The Nearly Everyone Does This Approach

If you are great with controlling when needed and allowing others to control an experience, then the traditional path of least resistance outlook on ggplot will do just fine!

You can in many circumstances combine manual and prepackaged themes together. The extent to which you can do this often varies by theme. In any case, let’s see the fivethirtyeight theme with some manual edits.

ggplot(top10_income_data, aes(x = reorder(Location, -Lower_2000),
                              y = Lower_2000, 
                              fill = Lower_2000)) +
       geom_bar(position = 'dodge',
                stat = "identity") +
       scale_fill_viridis_c() +
       theme_fivethirtyeight() +
       theme(axis.text.x = element_text(angle = 45,
                                        vjust = 0.5),
             legend.position = "right",
             legend.direction = "vertical") +
       xlab("Top 10 Cities and States") +
       ylab("Average Income in 2000 Lower Class") +       
       guides(fill=guide_legend(title="Income"))

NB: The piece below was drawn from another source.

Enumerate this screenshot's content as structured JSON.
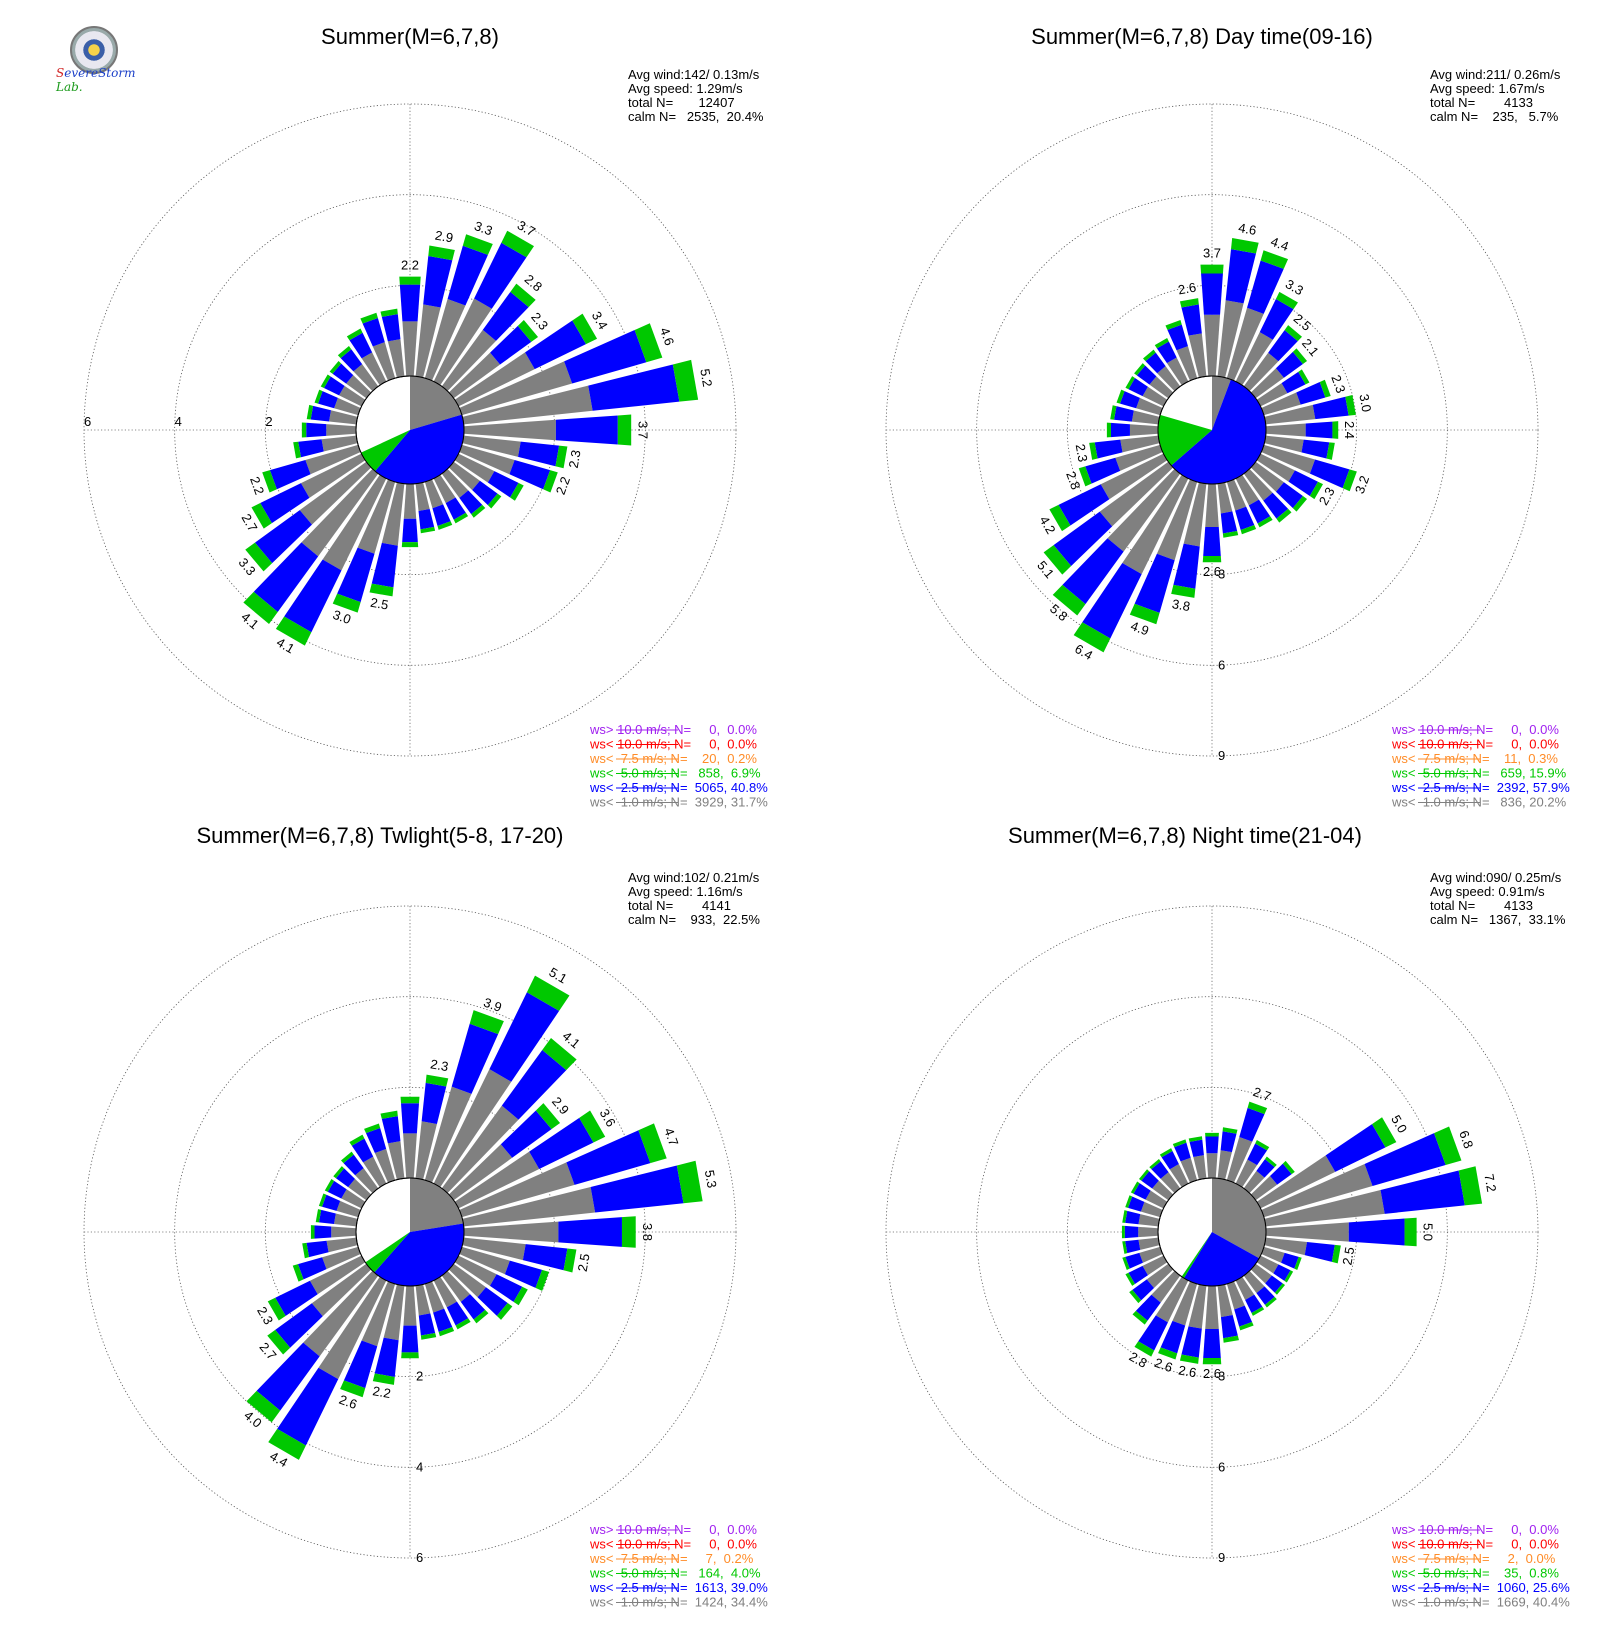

Or sometimes controlling the text itself is nice too but we’ll cover that soon. In the meantime, here’s a preview

ggplot(top10_income_data, aes(x = reorder(Location, -Lower_2000),
                              y = Lower_2000, 
                              fill = Lower_2000)) +
       geom_bar(position = 'dodge',
                width = 0.9,
                stat = "identity",
                color = "#FFFFFF") +
       geom_richtext(aes(label = Location),
                     color = "#FFFFFF",
                     position = position_dodge(width = 0.9), 
                     hjust = 0,
                     vjust = -0.1,
                     angle = 45,
                     fontface = "bold",
                     show.legend = FALSE) +
       scale_fill_gradient(low = "#52bf90",
                           high = "#317256") +
       theme_minimal() +
       theme(axis.text.x = element_blank(),
             axis.title = element_text(size = 14,
                                       face = "bold"),
             legend.position = "right",
             legend.direction = "vertical",
             panel.grid.minor.x = element_blank(),
             panel.grid.minor.y = element_line(),
             panel.grid.major.x = element_blank(),
             panel.grid.major.y = element_line()) +
       xlab("Top 10 Cities and States") +
       ylab("Average Income in 2000 Lower Class") +       
       guides(fill = guide_legend(title = "Income",
                                  reverse = TRUE)) + 
       expand_limits(x=c(0,14), 
                     y=c(0, 60))


  1. This includes opening up the data set and viewing a corresponding codebook if available.↩︎

  2. While you’ve likely heard it before many many many times, it is generally unethical, not to mention statistically destructive to throw out any data without using proper methodology and reasoning↩︎

  3. or you can use slice_min() for the lowest values↩︎

  4. We can actually do this in many ways. This particular method is called the data.table approach.↩︎

  5. For some reason↩︎